At its heart the film is a spy drama, with Percy and his 19 friends working in secret, passing notes and whispering among themselves as they struggle to rescue aristocrats from the National Razor while escaping the clutches of the Committee of Public Safety. But where the film really shines is Howard playing the role of a self-interested dandy — his whole mannerism changes, he is loud and extravagant, full of Rich People Slang and generally kind of a bumbling idiot. But as soon as everyone outside his little ring is out of earshot, the real Sir Percy emerges, a smooth, serious young man with a grim determination to save as many aristocrats as he can.
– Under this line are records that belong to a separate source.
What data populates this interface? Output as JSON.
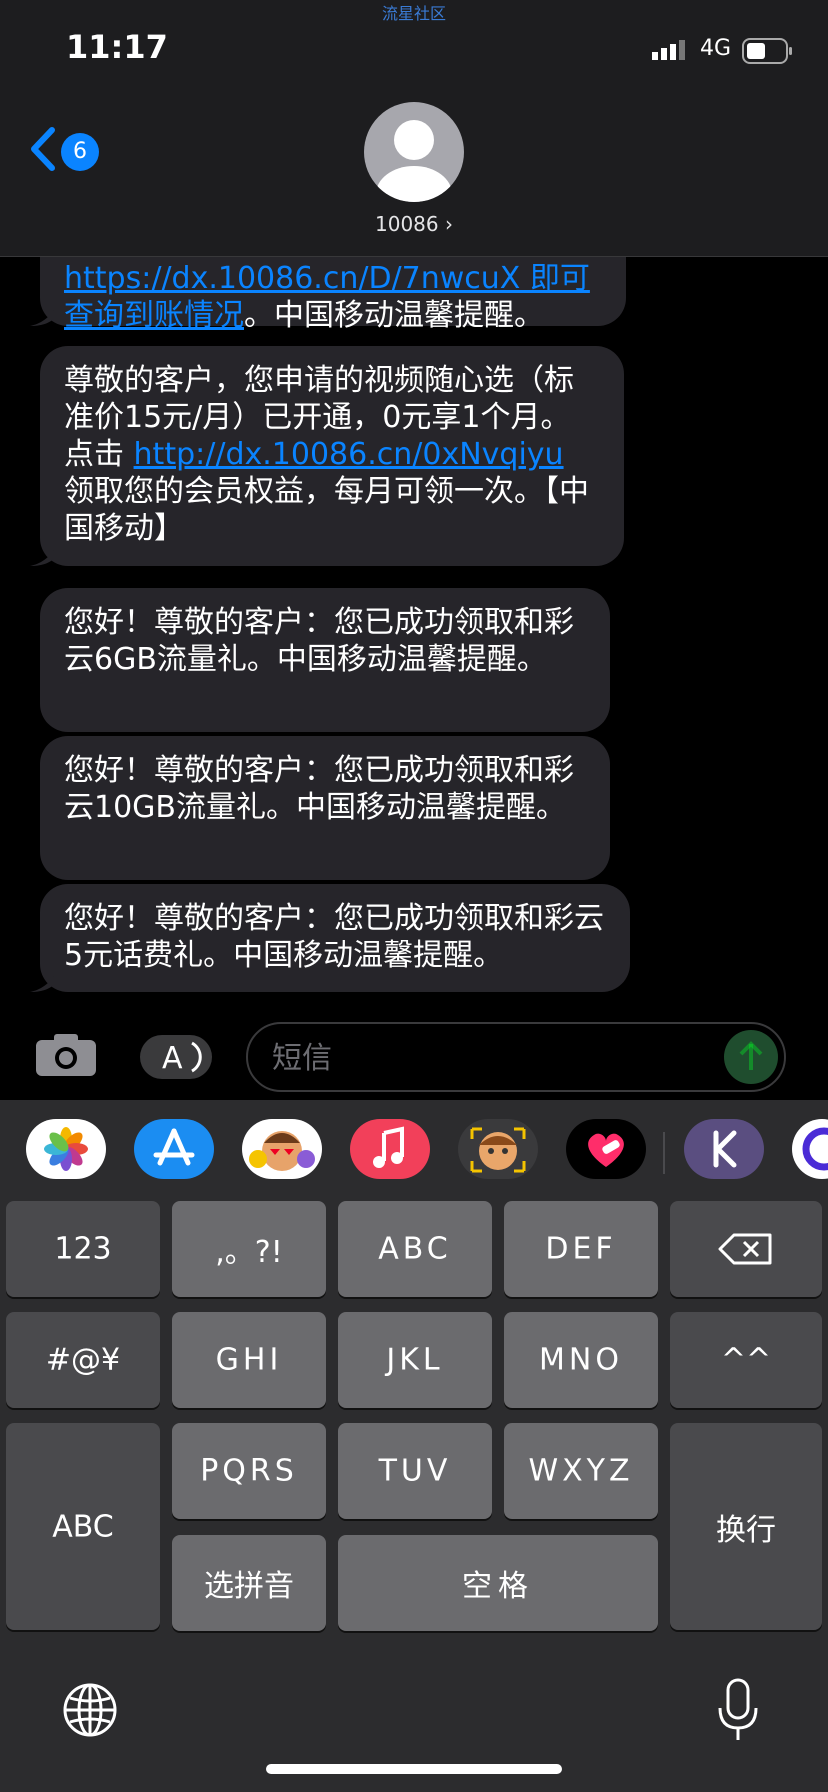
{
  "header": {
    "watermark": "流星社区",
    "time": "11:17",
    "network": "4G",
    "back_badge": "6",
    "contact_name": "10086 ›"
  },
  "messages": [
    {
      "parts": [
        {
          "link": "https://dx.10086.cn/D/7nwcuX 即可查询到账情况"
        },
        {
          "text": "。中国移动温馨提醒。"
        }
      ]
    },
    {
      "parts": [
        {
          "text": "尊敬的客户，您申请的视频随心选（标准价15元/月）已开通，0元享1个月。点击 "
        },
        {
          "link": "http://dx.10086.cn/0xNvqiyu"
        },
        {
          "text": " 领取您的会员权益，每月可领一次。【中国移动】"
        }
      ]
    },
    {
      "parts": [
        {
          "text": "您好！尊敬的客户：您已成功领取和彩云6GB流量礼。中国移动温馨提醒。"
        }
      ]
    },
    {
      "parts": [
        {
          "text": "您好！尊敬的客户：您已成功领取和彩云10GB流量礼。中国移动温馨提醒。"
        }
      ]
    },
    {
      "parts": [
        {
          "text": "您好！尊敬的客户：您已成功领取和彩云5元话费礼。中国移动温馨提醒。"
        }
      ]
    }
  ],
  "input": {
    "placeholder": "短信"
  },
  "app_strip": [
    "photos-app",
    "app-store-app",
    "stickers-app",
    "music-app",
    "memoji-app",
    "heart-app",
    "k-app",
    "partial-app"
  ],
  "keyboard": {
    "row1": [
      "123",
      ",。?!",
      "ABC",
      "DEF"
    ],
    "row2": [
      "#@¥",
      "GHI",
      "JKL",
      "MNO",
      "^^"
    ],
    "row3": [
      "PQRS",
      "TUV",
      "WXYZ"
    ],
    "abc": "ABC",
    "enter": "换行",
    "pinyin": "选拼音",
    "space": "空格"
  },
  "colors": {
    "accent": "#0a84ff",
    "bubble": "#26252a"
  }
}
It’s this concept of a dual identity that helped inform the likes of Batman and his alter ego Bruce Wayne, who would appear a scant five years later in the pages of Detective Comics, presenting himself as a wealthy socialite who dons a terrifying bat costume and fights crime in the night. Howard is incredible in the role, doing much to elevate the film from mere pulp schlock to a genuinely compelling early spy/superhero flick despite an uneven script (Percy is full of great lines but everything else, from plotting to characterization, is basically just going on vibes.)
The so-called “Reign of Terror” — that bloody phase of the French Revolution — had struck fear into the hearts of the upper crust for years, and The Scarlet Pimpernel — book and movie — is unquestionably reflective of that fear. Aside from not even bothering to get dates right — the story is set in 1792, but the first of the mass guillotinings wouldn’t begin for another year — Orczy’s background as a Hungarian noble whose family had fled the country in fear of revolution is plenty obvious in how she presents the Terror, treating it as a sort of industrialized mass killing, with aristocrats held prisoner before being called up and put in the guillotine, with sometimes up to 50 deaths per day, which is patently absurd. (It’s not lost on me that this feels like an early precursor to modern reactionaries co-opting the Holocaust — when they’re not denying it or outright condoning it — to express their own paranoid fears of being “replaced” or “persecuted.”) The first part of the film is marked by the repeated thump of the guillotine from off-screen and cheers from the populace in response. Even the term “Reign of Terror” was coined only after it concluded; the moniker was cooked up by frightened conservatives looking to distance themselves from the radicals who had perpetuated the bloody suppression of the counter-revolution.
In spite of the obvious classism of the overall premise, The Scarlet Pimpernel remains a great early example of spy fiction and would help lay some of the foundations for the modern superheroes we know, love and are a little sick of.